Тем не менее писал Дэмон много. Он вел обширную переписку с Джимми Хойтом, ставшим теперь генерал-майором и служившим в отделе стратегического планирования, с сыном Бена Крайслера Джои Крайслером, который некоторое время жил с ними в Беннинге, а ныне изнывал на штабной работе в Льюисе, и еще с несколькими бывшими сослуживцами. По ночам его мучила боль в руке: Томми замечала, как он потихоньку массирует руку или успокаивает себя аспирином или болеутоляющим. Его жизнь тоже прошла, однако в поведении Дэмона не произошло никаких изменений. Он, казалось, не испытывал ничего подобного тому лихорадочному сожалению, которое временами овладевало Томми.
— Неужели тебе не надоело все это? — решительно спросила она мужа как-то вечером, когда они возвращались от Хаммерстромов. — Все эти глупые затеи, надоевшие игры, одни и те же россказни…
— Должен признать, что Чинк действительно может надоесть.
— Да нет, я спрашиваю, не хочешь ли ты заняться чем-нибудь другим, попробовать жить как-то иначе?
Он взглянул на нее, улыбнулся своей рассеянной печальной улыбкой:
— Бедняга.
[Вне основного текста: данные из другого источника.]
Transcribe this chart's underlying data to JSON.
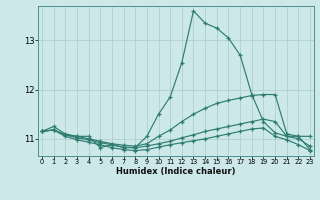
{
  "xlabel": "Humidex (Indice chaleur)",
  "bg_color": "#cce8e8",
  "grid_color": "#aacccc",
  "line_color": "#2e7d72",
  "xlim": [
    -0.3,
    23.3
  ],
  "ylim": [
    10.65,
    13.7
  ],
  "yticks": [
    11,
    12,
    13
  ],
  "line1_y": [
    11.15,
    11.25,
    11.1,
    11.05,
    11.05,
    10.82,
    10.88,
    10.82,
    10.82,
    11.05,
    11.5,
    11.85,
    12.55,
    13.6,
    13.35,
    13.25,
    13.05,
    12.7,
    11.9,
    11.35,
    11.12,
    11.05,
    11.05,
    10.78
  ],
  "line2_y": [
    11.15,
    11.18,
    11.08,
    11.05,
    11.0,
    10.95,
    10.9,
    10.87,
    10.85,
    10.9,
    11.05,
    11.18,
    11.35,
    11.5,
    11.62,
    11.72,
    11.78,
    11.83,
    11.88,
    11.9,
    11.9,
    11.1,
    11.05,
    11.05
  ],
  "line3_y": [
    11.15,
    11.18,
    11.08,
    11.02,
    10.98,
    10.92,
    10.88,
    10.83,
    10.82,
    10.85,
    10.9,
    10.95,
    11.02,
    11.08,
    11.15,
    11.2,
    11.25,
    11.3,
    11.35,
    11.4,
    11.35,
    11.05,
    11.0,
    10.85
  ],
  "line4_y": [
    11.15,
    11.18,
    11.05,
    10.98,
    10.93,
    10.88,
    10.82,
    10.78,
    10.76,
    10.78,
    10.83,
    10.88,
    10.92,
    10.96,
    11.0,
    11.05,
    11.1,
    11.15,
    11.2,
    11.22,
    11.05,
    10.98,
    10.88,
    10.76
  ]
}
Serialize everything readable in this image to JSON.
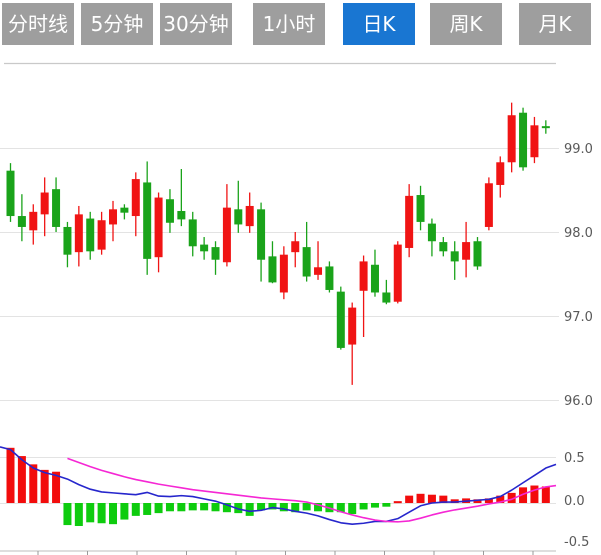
{
  "tabs": [
    {
      "label": "分时线",
      "active": false
    },
    {
      "label": "5分钟",
      "active": false
    },
    {
      "label": "30分钟",
      "active": false
    },
    {
      "label": "1小时",
      "active": false
    },
    {
      "label": "日K",
      "active": true
    },
    {
      "label": "周K",
      "active": false
    },
    {
      "label": "月K",
      "active": false
    }
  ],
  "colors": {
    "tab_bg": "#9e9e9e",
    "tab_active_bg": "#1976d2",
    "tab_text": "#ffffff",
    "candle_up": "#1aa31a",
    "candle_down": "#f01414",
    "macd_bar_pos": "#f20c0c",
    "macd_bar_neg": "#0ecc0e",
    "dif_line": "#2626cc",
    "dea_line": "#f527d4",
    "grid": "#e3e3e3",
    "panel_border": "#c9c9c9",
    "axis_text": "#595959",
    "axis_tick": "#999999"
  },
  "chart_data": {
    "type": "candlestick",
    "title": "",
    "legend_position": "none",
    "grid": true,
    "panels": [
      {
        "name": "price",
        "y_ticks": [
          "99.0",
          "98.0",
          "97.0",
          "96.0"
        ],
        "y_tick_values": [
          99.0,
          98.0,
          97.0,
          96.0
        ],
        "y_range": [
          95.7,
          100.0
        ],
        "candles_ohlc": [
          [
            98.19,
            98.82,
            98.12,
            98.73
          ],
          [
            98.06,
            98.45,
            97.89,
            98.19
          ],
          [
            98.24,
            98.33,
            97.85,
            98.02
          ],
          [
            98.47,
            98.65,
            97.95,
            98.21
          ],
          [
            98.06,
            98.65,
            98.0,
            98.51
          ],
          [
            97.73,
            98.12,
            97.58,
            98.06
          ],
          [
            98.21,
            98.31,
            97.59,
            97.76
          ],
          [
            97.77,
            98.24,
            97.67,
            98.16
          ],
          [
            98.14,
            98.24,
            97.73,
            97.79
          ],
          [
            98.27,
            98.37,
            97.89,
            98.09
          ],
          [
            98.23,
            98.33,
            98.15,
            98.29
          ],
          [
            98.63,
            98.71,
            97.95,
            98.19
          ],
          [
            97.68,
            98.84,
            97.49,
            98.59
          ],
          [
            98.41,
            98.47,
            97.52,
            97.7
          ],
          [
            98.11,
            98.51,
            97.99,
            98.39
          ],
          [
            98.15,
            98.75,
            98.07,
            98.25
          ],
          [
            97.83,
            98.24,
            97.71,
            98.15
          ],
          [
            97.77,
            97.94,
            97.67,
            97.85
          ],
          [
            97.67,
            97.89,
            97.49,
            97.82
          ],
          [
            98.29,
            98.57,
            97.59,
            97.64
          ],
          [
            98.09,
            98.61,
            97.99,
            98.27
          ],
          [
            98.31,
            98.47,
            97.99,
            98.07
          ],
          [
            97.67,
            98.35,
            97.41,
            98.27
          ],
          [
            97.4,
            97.89,
            97.39,
            97.71
          ],
          [
            97.73,
            97.83,
            97.2,
            97.28
          ],
          [
            97.89,
            98.0,
            97.58,
            97.76
          ],
          [
            97.47,
            98.12,
            97.41,
            97.82
          ],
          [
            97.58,
            97.89,
            97.43,
            97.49
          ],
          [
            97.31,
            97.65,
            97.28,
            97.59
          ],
          [
            96.62,
            97.35,
            96.6,
            97.29
          ],
          [
            97.1,
            97.16,
            96.18,
            96.66
          ],
          [
            97.65,
            97.72,
            96.75,
            97.3
          ],
          [
            97.28,
            97.79,
            97.23,
            97.61
          ],
          [
            97.16,
            97.43,
            97.14,
            97.28
          ],
          [
            97.85,
            97.89,
            97.15,
            97.17
          ],
          [
            98.43,
            98.57,
            97.7,
            97.81
          ],
          [
            98.12,
            98.55,
            98.02,
            98.44
          ],
          [
            97.89,
            98.16,
            97.71,
            98.1
          ],
          [
            97.77,
            97.94,
            97.71,
            97.88
          ],
          [
            97.65,
            97.89,
            97.43,
            97.77
          ],
          [
            97.88,
            98.12,
            97.46,
            97.67
          ],
          [
            97.59,
            97.94,
            97.55,
            97.89
          ],
          [
            98.58,
            98.65,
            98.02,
            98.06
          ],
          [
            98.83,
            98.9,
            98.41,
            98.56
          ],
          [
            99.39,
            99.54,
            98.71,
            98.83
          ],
          [
            98.77,
            99.48,
            98.73,
            99.42
          ],
          [
            99.27,
            99.37,
            98.82,
            98.89
          ],
          [
            99.24,
            99.33,
            99.17,
            99.26
          ]
        ]
      },
      {
        "name": "macd",
        "y_ticks": [
          "0.5",
          "0.0",
          "-0.5"
        ],
        "y_tick_values": [
          0.5,
          0.0,
          -0.5
        ],
        "y_range": [
          -0.55,
          0.62
        ],
        "histogram": [
          0.6,
          0.51,
          0.42,
          0.36,
          0.34,
          -0.24,
          -0.25,
          -0.21,
          -0.22,
          -0.23,
          -0.18,
          -0.14,
          -0.13,
          -0.11,
          -0.09,
          -0.09,
          -0.08,
          -0.08,
          -0.09,
          -0.1,
          -0.11,
          -0.14,
          -0.08,
          -0.07,
          -0.09,
          -0.1,
          -0.08,
          -0.09,
          -0.1,
          -0.1,
          -0.12,
          -0.07,
          -0.05,
          -0.04,
          0.02,
          0.08,
          0.1,
          0.09,
          0.08,
          0.04,
          0.05,
          0.04,
          0.05,
          0.08,
          0.11,
          0.17,
          0.19,
          0.18
        ],
        "dif": [
          0.58,
          0.47,
          0.38,
          0.33,
          0.3,
          0.26,
          0.2,
          0.15,
          0.12,
          0.11,
          0.1,
          0.09,
          0.115,
          0.075,
          0.07,
          0.08,
          0.07,
          0.045,
          0.02,
          -0.02,
          -0.065,
          -0.09,
          -0.08,
          -0.05,
          -0.065,
          -0.09,
          -0.11,
          -0.14,
          -0.18,
          -0.215,
          -0.23,
          -0.22,
          -0.2,
          -0.2,
          -0.17,
          -0.1,
          -0.03,
          0.0,
          0.01,
          0.01,
          0.02,
          0.03,
          0.04,
          0.07,
          0.14,
          0.22,
          0.3,
          0.38
        ],
        "dea": [
          null,
          null,
          null,
          null,
          null,
          0.485,
          0.44,
          0.395,
          0.355,
          0.32,
          0.285,
          0.255,
          0.23,
          0.205,
          0.185,
          0.165,
          0.145,
          0.13,
          0.115,
          0.1,
          0.085,
          0.07,
          0.055,
          0.045,
          0.035,
          0.025,
          0.01,
          -0.02,
          -0.055,
          -0.095,
          -0.13,
          -0.16,
          -0.185,
          -0.2,
          -0.205,
          -0.195,
          -0.165,
          -0.13,
          -0.1,
          -0.075,
          -0.055,
          -0.035,
          -0.01,
          0.01,
          0.04,
          0.095,
          0.14,
          0.175
        ],
        "dif_left_edge": 0.61,
        "dif_right_edge": 0.42,
        "dea_right_edge": 0.19
      }
    ]
  }
}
Не очень-то весело тебе живется, да?
— Я этого не сказала. Я не жалуюсь.
* * *Дэмон никогда не рассказывал ей о Паламангао. Ни единого слова. Томми с уважением относилась к его молчанию и не расспрашивала мужа. Однако когда они жили в Беннинге, она выведала все у француза Бопре, зашедшего однажды вечером навестить их. В тот вечер Сэм задержался в штабе. Француз полагал, что Томми все известно, и под видом выяснения некоторых подробностей она узнала всю историю. По мере того как француз рассказывал, ее лицо заливала краска гнева. Она подозревала, что все это было правдой, и все же в глубине души отказывалась верить, что это действительно было так. Теперь, после рассказа Бопре, она поняла, что все обстояло именно так.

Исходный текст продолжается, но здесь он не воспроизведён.